= Y-ME National Breast Cancer Organization =

US non-profit organization

Y-ME National Breast Cancer Organization or Y-ME (previously Breast Cancer Network of Strength) was a Chicago-based national nonprofit organization that provided resources, information, and support to those suffering from breast cancer. Their mission was to "ensure, through information, empowerment and peer support, that no one faces breast cancer alone." Y-ME National Breast Cancer Organization did not fund research but did advocate for research. The organization closed in 2012, but until May 2020, their website continued to publish various articles relating to breast cancer.

Y-ME National Breast Cancer Organization's headquarters was in Chicago, but it had support groups throughout the United States, which provided peer support, educational programs, and coordinated advocacy efforts.

Y-ME's main program was the Y-ME Hotline, the only multilingual 24-hour breast cancer hotline in the country, staffed entirely by trained peer counselors who are breast cancer survivors.

== History ==
Y-ME was founded in 1978 by breast cancer patients Ann Marcou (1932-2004) and Mimi Kaplan (d. 1983), and began as a hotline operated out of Marcou's Chicago-area home and a support group that met at a local YWCA. The organization was originally named YWCA and Me after its association with the local YWCA and the name was later shortened to Y-ME. Y-ME became a national organization that helped breast cancer patients receive support, access information and make informed decisions about their healthcare. Its hotline was notable for being the only multilingual, round-the-clock support service available in the US and received approximately 40 000 calls per year.

In 1992, Margaret Harte founded Y-ME's annual Mother's Day Race Against Breast Cancer which supported breast cancer survivors and raised money each year to support the organization.

Y-ME changed its name to Breast Cancer Network of Strength in 2008 to "better communicate [their] mission," which was "to ensure through information, empowerment and peer support, that no one faces breast cancer alone." It reverted to its former name in 2011 after CEO Cindy Geoghegan was hired.
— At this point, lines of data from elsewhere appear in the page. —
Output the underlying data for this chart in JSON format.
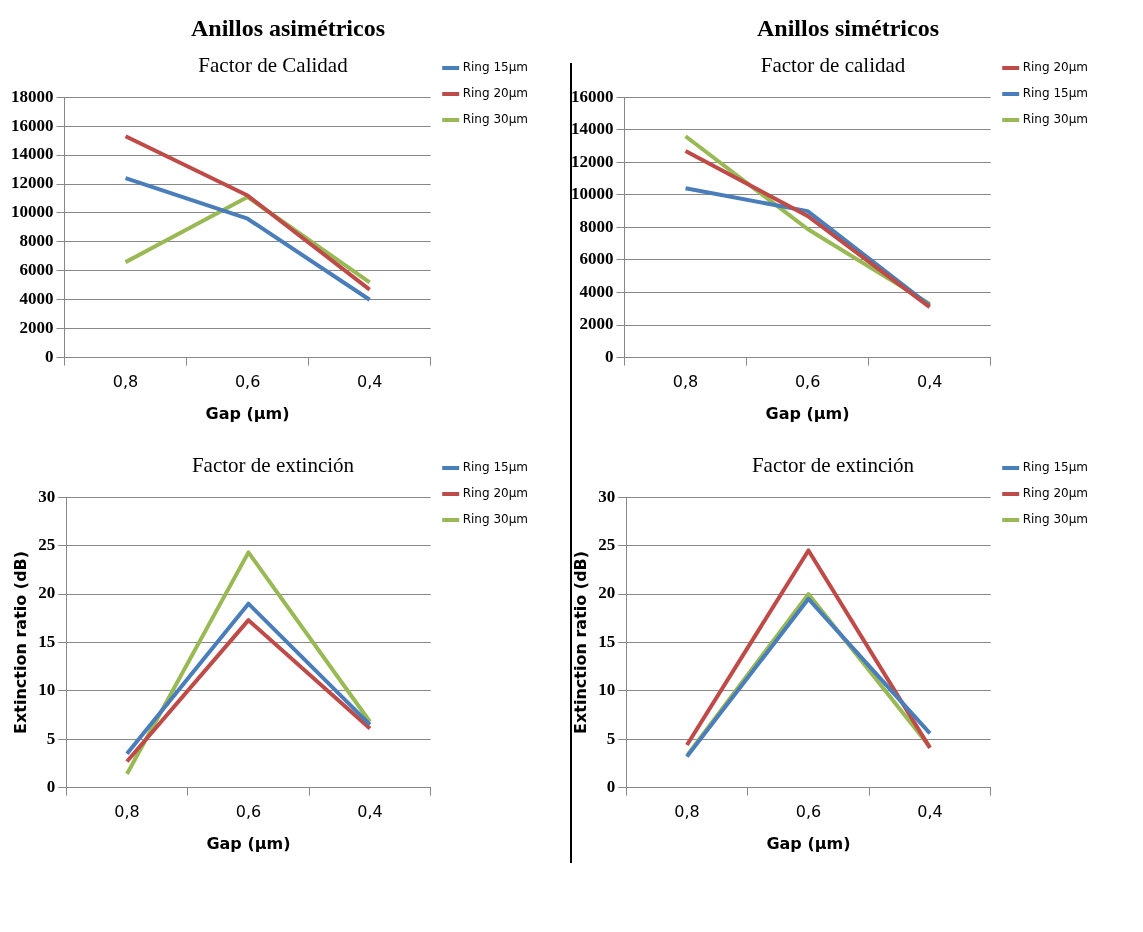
{
  "chart_data": [
    {
      "type": "line",
      "title": "Factor de Calidad",
      "annotations": [
        "Anillos asimétricos"
      ],
      "xlabel": "Gap (µm)",
      "categories": [
        "0,8",
        "0,6",
        "0,4"
      ],
      "ylim": [
        0,
        18000
      ],
      "yticks": [
        0,
        2000,
        4000,
        6000,
        8000,
        10000,
        12000,
        14000,
        16000,
        18000
      ],
      "grid": "y",
      "legend": "right",
      "marker": "none",
      "series": [
        {
          "name": "Ring 15µm",
          "color": "#4a7ebb",
          "values": [
            12400,
            9600,
            4000
          ]
        },
        {
          "name": "Ring 20µm",
          "color": "#be4b48",
          "values": [
            15300,
            11200,
            4700
          ]
        },
        {
          "name": "Ring 30µm",
          "color": "#98b954",
          "values": [
            6600,
            11100,
            5200
          ]
        }
      ]
    },
    {
      "type": "line",
      "title": "Factor de calidad",
      "annotations": [
        "Anillos simétricos"
      ],
      "xlabel": "Gap (µm)",
      "categories": [
        "0,8",
        "0,6",
        "0,4"
      ],
      "ylim": [
        0,
        16000
      ],
      "yticks": [
        0,
        2000,
        4000,
        6000,
        8000,
        10000,
        12000,
        14000,
        16000
      ],
      "grid": "y",
      "legend": "right",
      "marker": "none",
      "series": [
        {
          "name": "Ring 20µm",
          "color": "#be4b48",
          "values": [
            12700,
            8700,
            3100
          ]
        },
        {
          "name": "Ring 15µm",
          "color": "#4a7ebb",
          "values": [
            10400,
            9000,
            3200
          ]
        },
        {
          "name": "Ring 30µm",
          "color": "#98b954",
          "values": [
            13600,
            7900,
            3300
          ]
        }
      ]
    },
    {
      "type": "line",
      "title": "Factor de extinción",
      "xlabel": "Gap (µm)",
      "ylabel": "Extinction ratio (dB)",
      "categories": [
        "0,8",
        "0,6",
        "0,4"
      ],
      "ylim": [
        0,
        30
      ],
      "yticks": [
        0,
        5,
        10,
        15,
        20,
        25,
        30
      ],
      "grid": "y",
      "legend": "right",
      "marker": "none",
      "series": [
        {
          "name": "Ring 15µm",
          "color": "#4a7ebb",
          "values": [
            3.5,
            19,
            6.5
          ]
        },
        {
          "name": "Ring 20µm",
          "color": "#be4b48",
          "values": [
            2.7,
            17.3,
            6.1
          ]
        },
        {
          "name": "Ring 30µm",
          "color": "#98b954",
          "values": [
            1.4,
            24.3,
            6.8
          ]
        }
      ]
    },
    {
      "type": "line",
      "title": "Factor de extinción",
      "xlabel": "Gap (µm)",
      "ylabel": "Extinction ratio (dB)",
      "categories": [
        "0,8",
        "0,6",
        "0,4"
      ],
      "ylim": [
        0,
        30
      ],
      "yticks": [
        0,
        5,
        10,
        15,
        20,
        25,
        30
      ],
      "grid": "y",
      "legend": "right",
      "marker": "none",
      "series": [
        {
          "name": "Ring 15µm",
          "color": "#4a7ebb",
          "values": [
            3.2,
            19.5,
            5.6
          ]
        },
        {
          "name": "Ring 20µm",
          "color": "#be4b48",
          "values": [
            4.4,
            24.5,
            4.1
          ]
        },
        {
          "name": "Ring 30µm",
          "color": "#98b954",
          "values": [
            3.3,
            20,
            4.2
          ]
        }
      ]
    }
  ]
}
Y-ME closed its doors on July 12, 2012, and filed for Chapter 7 bankruptcy on July 17, 2012. One former employee said that the organization had mismanaged real estate leases while a former board member said that the organization closed due to the economic downturn, low Mother's Day Race receipts, and other short-term debt. Another former board member said that the organization had shut down because there had been "[a] serious cash flow problem stemming from an unexpected cash flow crisis and low revenues from our major fundraisers put the organization in financial instability."

Until May 10th, 2020, Y-ME.org continued to publish articles relating to breast cancer and other health or lifestyle-related subjects. As of 2022, their website is still accessible despite the organization's inactivity.

== Programs ==
Y-ME offered a number of programs that provided support and education for both the people diagnosed with breast cancer and their loved ones. These programs included the multilingual 24-hour hotline, the organization's website, as well as newsletters, brochures, and other articles. Y-ME also offered monthly support groups at affiliate locations and matched peer support for those diagnosed with breast cancer and their partners. In its effort to focus on women who did not have many financial resources, the organization offered free mammograms, wigs, and prosthetics to them.

Y-ME National Breast Cancer Organization Advocacy program worked to increase breast cancer research funding, support breast cancer related clinical studies and ensure quality health care for all.

== Events ==
In 1991, Margaret Harte, a two-time breast cancer survivor, launched the Y-ME Race in Chicago (formerly known as the Walk to Empower) to serve as a symbol of hope, inspiration and support, and to provide an opportunity for individuals to make a difference in the fight against breast cancer. Since its inception, the Y-ME Race became a Mother's Day tradition and the largest cause-related event in Chicago. Eighty percent of each dollar raised benefited programs and services offered free of charge to those seeking information and support when facing breast cancer.